Hengki bukan satu-satunya orang yang menyayangkan hal tersebut. Bambang Hermanto – pemilik Sanggar Karawitan Indonesia (SKI) – juga menyayangkan hal yang sama. Meski saat ini ia berprofesi sebagai guru MAN Kota Batu, ia masih sering mengajar karawitan di sanggar miliknya. Tidak hanya mengajar, ia juga terkadang mengikuti pementasan dan juga bermusik bersama seniman musik jalanan.

Bambang sudah tertarik untuk mempelajari seni sejak ia masih duduk di bangku sekolah dasar. Berkat hasil didikan orang tuanya yang juga merupakan pelaku seni, ia tertarik untuk mendalami musik karawitan dan seni ukir pahat kayu ornamen Jepara.

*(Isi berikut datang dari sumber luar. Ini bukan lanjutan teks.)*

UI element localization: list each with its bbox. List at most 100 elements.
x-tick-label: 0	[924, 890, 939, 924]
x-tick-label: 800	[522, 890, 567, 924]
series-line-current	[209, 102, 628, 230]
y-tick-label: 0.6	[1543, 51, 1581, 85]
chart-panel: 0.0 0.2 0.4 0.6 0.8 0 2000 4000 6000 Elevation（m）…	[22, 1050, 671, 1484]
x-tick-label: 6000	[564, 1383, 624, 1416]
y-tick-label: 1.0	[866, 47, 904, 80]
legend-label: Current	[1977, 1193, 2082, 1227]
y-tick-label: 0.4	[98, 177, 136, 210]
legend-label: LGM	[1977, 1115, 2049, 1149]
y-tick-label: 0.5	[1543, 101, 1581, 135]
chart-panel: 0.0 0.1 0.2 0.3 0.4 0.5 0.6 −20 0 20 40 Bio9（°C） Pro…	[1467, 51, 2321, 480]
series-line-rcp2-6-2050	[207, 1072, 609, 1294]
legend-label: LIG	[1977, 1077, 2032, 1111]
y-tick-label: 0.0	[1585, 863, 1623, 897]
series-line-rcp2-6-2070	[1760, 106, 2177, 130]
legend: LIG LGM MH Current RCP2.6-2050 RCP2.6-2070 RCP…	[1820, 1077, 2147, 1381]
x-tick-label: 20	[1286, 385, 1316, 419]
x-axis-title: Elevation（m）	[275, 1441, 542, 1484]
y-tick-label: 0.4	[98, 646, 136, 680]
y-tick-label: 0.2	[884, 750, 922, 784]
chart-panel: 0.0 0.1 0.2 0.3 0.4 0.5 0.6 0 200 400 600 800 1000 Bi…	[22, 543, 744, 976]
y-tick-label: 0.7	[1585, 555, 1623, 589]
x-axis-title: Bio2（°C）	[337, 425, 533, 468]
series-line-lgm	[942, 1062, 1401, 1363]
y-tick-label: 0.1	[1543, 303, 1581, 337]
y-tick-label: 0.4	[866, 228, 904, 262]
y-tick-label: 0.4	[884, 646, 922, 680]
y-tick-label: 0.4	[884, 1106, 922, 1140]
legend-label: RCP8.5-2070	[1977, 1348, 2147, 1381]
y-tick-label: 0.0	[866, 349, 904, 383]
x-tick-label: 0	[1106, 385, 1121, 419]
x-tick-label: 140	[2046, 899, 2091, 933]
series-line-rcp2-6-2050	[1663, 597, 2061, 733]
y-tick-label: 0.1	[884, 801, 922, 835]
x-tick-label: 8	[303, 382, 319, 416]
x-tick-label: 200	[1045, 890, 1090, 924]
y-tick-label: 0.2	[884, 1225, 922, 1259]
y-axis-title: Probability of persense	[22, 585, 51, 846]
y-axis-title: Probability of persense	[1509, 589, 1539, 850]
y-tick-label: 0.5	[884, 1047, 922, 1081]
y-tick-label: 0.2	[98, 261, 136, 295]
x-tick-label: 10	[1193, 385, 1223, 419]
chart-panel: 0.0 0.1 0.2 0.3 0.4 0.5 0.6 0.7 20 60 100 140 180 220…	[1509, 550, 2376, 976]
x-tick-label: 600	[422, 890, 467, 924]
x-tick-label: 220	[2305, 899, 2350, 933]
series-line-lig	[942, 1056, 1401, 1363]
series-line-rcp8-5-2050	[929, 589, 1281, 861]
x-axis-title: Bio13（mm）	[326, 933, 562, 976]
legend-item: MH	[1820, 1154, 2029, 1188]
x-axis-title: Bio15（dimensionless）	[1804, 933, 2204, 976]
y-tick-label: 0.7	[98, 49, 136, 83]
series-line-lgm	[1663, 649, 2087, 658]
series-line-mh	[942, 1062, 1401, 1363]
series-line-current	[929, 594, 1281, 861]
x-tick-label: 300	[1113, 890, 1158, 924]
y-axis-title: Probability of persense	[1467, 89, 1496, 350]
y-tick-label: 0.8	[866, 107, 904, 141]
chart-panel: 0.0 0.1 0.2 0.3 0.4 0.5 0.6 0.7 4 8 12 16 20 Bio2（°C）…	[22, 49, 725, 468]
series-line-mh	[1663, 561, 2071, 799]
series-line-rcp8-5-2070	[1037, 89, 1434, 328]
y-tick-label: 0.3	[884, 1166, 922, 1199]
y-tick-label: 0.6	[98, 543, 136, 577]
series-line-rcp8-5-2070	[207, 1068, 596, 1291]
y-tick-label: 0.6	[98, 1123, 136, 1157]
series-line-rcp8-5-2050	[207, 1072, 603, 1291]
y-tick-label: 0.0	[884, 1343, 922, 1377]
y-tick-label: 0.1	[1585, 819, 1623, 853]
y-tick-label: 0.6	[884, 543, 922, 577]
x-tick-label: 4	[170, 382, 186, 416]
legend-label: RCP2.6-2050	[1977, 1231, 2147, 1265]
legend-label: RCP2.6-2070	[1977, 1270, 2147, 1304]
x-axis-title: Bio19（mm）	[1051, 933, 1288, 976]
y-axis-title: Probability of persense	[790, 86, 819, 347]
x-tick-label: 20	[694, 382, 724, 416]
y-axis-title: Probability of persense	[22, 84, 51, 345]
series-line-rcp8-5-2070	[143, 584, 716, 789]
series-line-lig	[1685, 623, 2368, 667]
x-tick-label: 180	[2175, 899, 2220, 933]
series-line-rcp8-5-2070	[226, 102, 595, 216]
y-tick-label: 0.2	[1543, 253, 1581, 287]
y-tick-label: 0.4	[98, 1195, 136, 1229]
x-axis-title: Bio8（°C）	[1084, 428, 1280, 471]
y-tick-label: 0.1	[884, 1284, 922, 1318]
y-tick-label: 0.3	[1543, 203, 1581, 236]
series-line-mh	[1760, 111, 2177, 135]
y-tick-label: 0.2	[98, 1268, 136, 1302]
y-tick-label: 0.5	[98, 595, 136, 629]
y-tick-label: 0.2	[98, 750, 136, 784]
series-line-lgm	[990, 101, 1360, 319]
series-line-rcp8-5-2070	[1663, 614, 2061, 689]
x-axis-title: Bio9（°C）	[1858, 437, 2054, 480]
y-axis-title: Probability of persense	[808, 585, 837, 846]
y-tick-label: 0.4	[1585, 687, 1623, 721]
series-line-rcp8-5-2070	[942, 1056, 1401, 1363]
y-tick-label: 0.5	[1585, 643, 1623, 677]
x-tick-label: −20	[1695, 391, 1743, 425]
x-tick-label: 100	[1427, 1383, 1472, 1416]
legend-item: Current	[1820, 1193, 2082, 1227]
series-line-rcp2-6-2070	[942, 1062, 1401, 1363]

Seperti yg kita ketahui, sekarang genre musik sudah berkembang dan makin beragam. Namun, Bambang masih merasa musik tradisional Jawa masih melekat dalam hatinya. Berkat usaha dan inovasinya, Bambang berinisiatif untuk mendirikan SKI yang bertujuan untung menampung anak generasi muda yang masih tertarik dengan musik dan kebudayaan Jawa.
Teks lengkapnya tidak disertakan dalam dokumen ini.